RoomCode

RoomCode

250 Downloads

Request a broadcast/chat feature from Resolution Games.

orendain opened this issue · 0 comments

commented

House Rules developers are aware of the general risk involved when applying third-party modifications to games.

Stability. To the best of each developers’ abilities:

  • Each rule has an unload procedure that is triggered when appropriate, reversing the changes it applied in the first place (except where it makes sense not to).
  • Rules are written only after understanding enough of the underlying game code that we can be confident the rule does not introduce unwanted behavior.
  • All rules are integration tested.
  • We maintain sets of invariants at different stages of game start and game end to minimize the chance that a player can find a way to bug out House Rules and load a ruleset when it isn’t supposed to be.
  • No procedure in House Rules intentionally fails silently or consumes exceptions without logging.
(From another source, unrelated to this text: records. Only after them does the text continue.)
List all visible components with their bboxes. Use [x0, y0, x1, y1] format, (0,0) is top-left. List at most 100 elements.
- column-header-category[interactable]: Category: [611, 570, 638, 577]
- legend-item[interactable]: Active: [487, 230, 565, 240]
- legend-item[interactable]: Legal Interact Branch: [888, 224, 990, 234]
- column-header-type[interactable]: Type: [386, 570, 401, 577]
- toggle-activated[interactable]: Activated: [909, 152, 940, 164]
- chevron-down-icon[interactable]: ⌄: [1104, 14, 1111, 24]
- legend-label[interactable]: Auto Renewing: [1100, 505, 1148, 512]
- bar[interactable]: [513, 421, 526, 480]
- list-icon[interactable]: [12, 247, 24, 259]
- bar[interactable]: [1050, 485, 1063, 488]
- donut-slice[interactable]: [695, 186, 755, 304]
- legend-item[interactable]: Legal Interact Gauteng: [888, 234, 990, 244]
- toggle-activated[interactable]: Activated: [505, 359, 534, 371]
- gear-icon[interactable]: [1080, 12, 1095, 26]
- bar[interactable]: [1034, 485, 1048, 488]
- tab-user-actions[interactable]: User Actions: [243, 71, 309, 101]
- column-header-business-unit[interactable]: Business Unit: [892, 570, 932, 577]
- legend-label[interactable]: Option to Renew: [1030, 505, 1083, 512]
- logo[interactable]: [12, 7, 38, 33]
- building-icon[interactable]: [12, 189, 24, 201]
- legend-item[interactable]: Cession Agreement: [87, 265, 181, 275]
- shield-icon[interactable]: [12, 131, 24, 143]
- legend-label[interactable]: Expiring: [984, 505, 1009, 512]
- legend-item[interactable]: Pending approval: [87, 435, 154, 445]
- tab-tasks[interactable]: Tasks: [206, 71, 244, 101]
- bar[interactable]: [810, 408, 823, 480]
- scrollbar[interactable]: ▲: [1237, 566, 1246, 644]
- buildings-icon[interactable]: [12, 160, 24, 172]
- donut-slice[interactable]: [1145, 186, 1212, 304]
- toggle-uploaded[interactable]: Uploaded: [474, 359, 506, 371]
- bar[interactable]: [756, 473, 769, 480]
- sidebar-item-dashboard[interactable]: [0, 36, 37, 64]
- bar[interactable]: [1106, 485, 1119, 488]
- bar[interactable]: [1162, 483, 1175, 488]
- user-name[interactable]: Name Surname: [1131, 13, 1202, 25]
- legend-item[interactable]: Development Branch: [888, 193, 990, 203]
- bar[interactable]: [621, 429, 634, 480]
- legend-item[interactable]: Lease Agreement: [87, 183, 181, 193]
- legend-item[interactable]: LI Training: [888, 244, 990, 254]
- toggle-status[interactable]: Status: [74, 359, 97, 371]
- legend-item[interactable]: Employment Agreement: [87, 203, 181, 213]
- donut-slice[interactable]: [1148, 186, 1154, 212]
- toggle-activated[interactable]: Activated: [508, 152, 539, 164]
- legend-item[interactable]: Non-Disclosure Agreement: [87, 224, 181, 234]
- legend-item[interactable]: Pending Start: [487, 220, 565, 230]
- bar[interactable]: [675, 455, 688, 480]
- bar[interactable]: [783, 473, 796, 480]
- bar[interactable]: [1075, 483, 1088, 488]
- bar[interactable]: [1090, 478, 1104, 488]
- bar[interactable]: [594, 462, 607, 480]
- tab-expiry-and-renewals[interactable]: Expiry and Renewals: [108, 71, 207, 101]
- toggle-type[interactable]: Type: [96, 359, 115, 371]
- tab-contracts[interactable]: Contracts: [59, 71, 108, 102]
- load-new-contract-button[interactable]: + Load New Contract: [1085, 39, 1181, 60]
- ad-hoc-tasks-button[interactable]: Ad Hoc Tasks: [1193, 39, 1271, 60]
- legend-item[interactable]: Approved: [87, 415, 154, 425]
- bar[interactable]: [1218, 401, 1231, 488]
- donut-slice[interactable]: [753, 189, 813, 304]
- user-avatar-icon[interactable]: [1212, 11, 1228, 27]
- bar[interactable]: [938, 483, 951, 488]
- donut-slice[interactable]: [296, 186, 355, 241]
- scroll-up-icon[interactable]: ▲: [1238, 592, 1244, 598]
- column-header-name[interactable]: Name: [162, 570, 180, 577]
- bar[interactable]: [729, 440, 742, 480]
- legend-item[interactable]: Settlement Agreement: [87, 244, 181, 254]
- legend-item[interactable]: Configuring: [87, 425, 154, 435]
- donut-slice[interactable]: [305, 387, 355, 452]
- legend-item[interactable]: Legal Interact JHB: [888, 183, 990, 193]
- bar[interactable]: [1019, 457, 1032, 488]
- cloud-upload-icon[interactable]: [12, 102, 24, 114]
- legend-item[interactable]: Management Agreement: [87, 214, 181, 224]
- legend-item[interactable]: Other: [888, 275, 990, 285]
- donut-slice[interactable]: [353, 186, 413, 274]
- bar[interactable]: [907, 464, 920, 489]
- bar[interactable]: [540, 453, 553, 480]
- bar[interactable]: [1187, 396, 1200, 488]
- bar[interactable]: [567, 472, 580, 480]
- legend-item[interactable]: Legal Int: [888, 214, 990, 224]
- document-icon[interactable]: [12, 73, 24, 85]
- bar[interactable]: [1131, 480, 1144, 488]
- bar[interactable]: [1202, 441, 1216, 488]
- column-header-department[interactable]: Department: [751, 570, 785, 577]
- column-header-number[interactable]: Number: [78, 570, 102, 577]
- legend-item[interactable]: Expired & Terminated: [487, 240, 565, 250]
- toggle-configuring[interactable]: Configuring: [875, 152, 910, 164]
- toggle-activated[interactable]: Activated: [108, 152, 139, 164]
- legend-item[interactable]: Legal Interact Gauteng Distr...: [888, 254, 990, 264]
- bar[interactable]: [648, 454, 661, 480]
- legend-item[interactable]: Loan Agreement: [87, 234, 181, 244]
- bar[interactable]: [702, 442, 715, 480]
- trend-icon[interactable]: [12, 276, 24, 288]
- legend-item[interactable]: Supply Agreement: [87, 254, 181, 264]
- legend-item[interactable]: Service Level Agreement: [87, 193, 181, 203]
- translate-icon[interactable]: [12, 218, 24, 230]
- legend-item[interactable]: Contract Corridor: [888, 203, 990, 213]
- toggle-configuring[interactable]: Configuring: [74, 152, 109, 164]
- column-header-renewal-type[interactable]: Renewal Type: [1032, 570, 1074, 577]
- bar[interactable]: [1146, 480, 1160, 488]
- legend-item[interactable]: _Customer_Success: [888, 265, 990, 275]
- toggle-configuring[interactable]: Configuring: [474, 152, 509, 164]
Straightforward exception propagation paths exist wherever possible.
  • Other relevant best practices (where reasonable) are applied throughout.
  • House Rules specifically aims to require only the game host be modded. Rules that are not considered safe for multiplayer use (do not have the intended effects), or risk causing sync issues, are not tagged as multiplayer-safe, and thus will not load in non-skirmish games.

Gameplay Integrity and Transparency. House Rules aims to be transparent about the modifications it applies:

  • The project is, of course, open sourced.
  • Rulesets are only loaded in private (non-public) matches.
  • Each rule’s effect is documented.
  • Each built-in ruleset is documented and made available on the wiki. Game hosts can copy/paste ruleset descriptions, or copy links to the wiki to share with non-modded players.
  • Hosts are reminded of the loaded ruleset (via in-game pop-up) at the start of each modded game.

With that, our humble feature request of Resolution Games:

The modding community would very much love to find a way to allow House Rules’ rulesets to be loaded in public matches. At the moment, House Rules developers explicitly disallow this, as there is no reliable way to broadcast the modded nature of the game to players who happen to drop into a match.

We have briefly explored the idea of having a persistent UI element on the host’s screen, reminding them of the ruleset and to encourage sharing the ruleset description whenever a player joins. As there is no way to verify the host would do so, the idea was never implemented.

The feature request:

One adequate solution is to implement a very basic chat feature. Specifically, one wherein the host could send messages to clients to be displayed on screen (e.g., GameUI.ShowCameraMessage). House Rules would then be able to broadcast, regularly and to all players, the modded nature of the game. In turn, House Rules may enable rulesets in public matches while maintaining confidence that gameplay integrity is ensured and gameplay changes are transparent to all.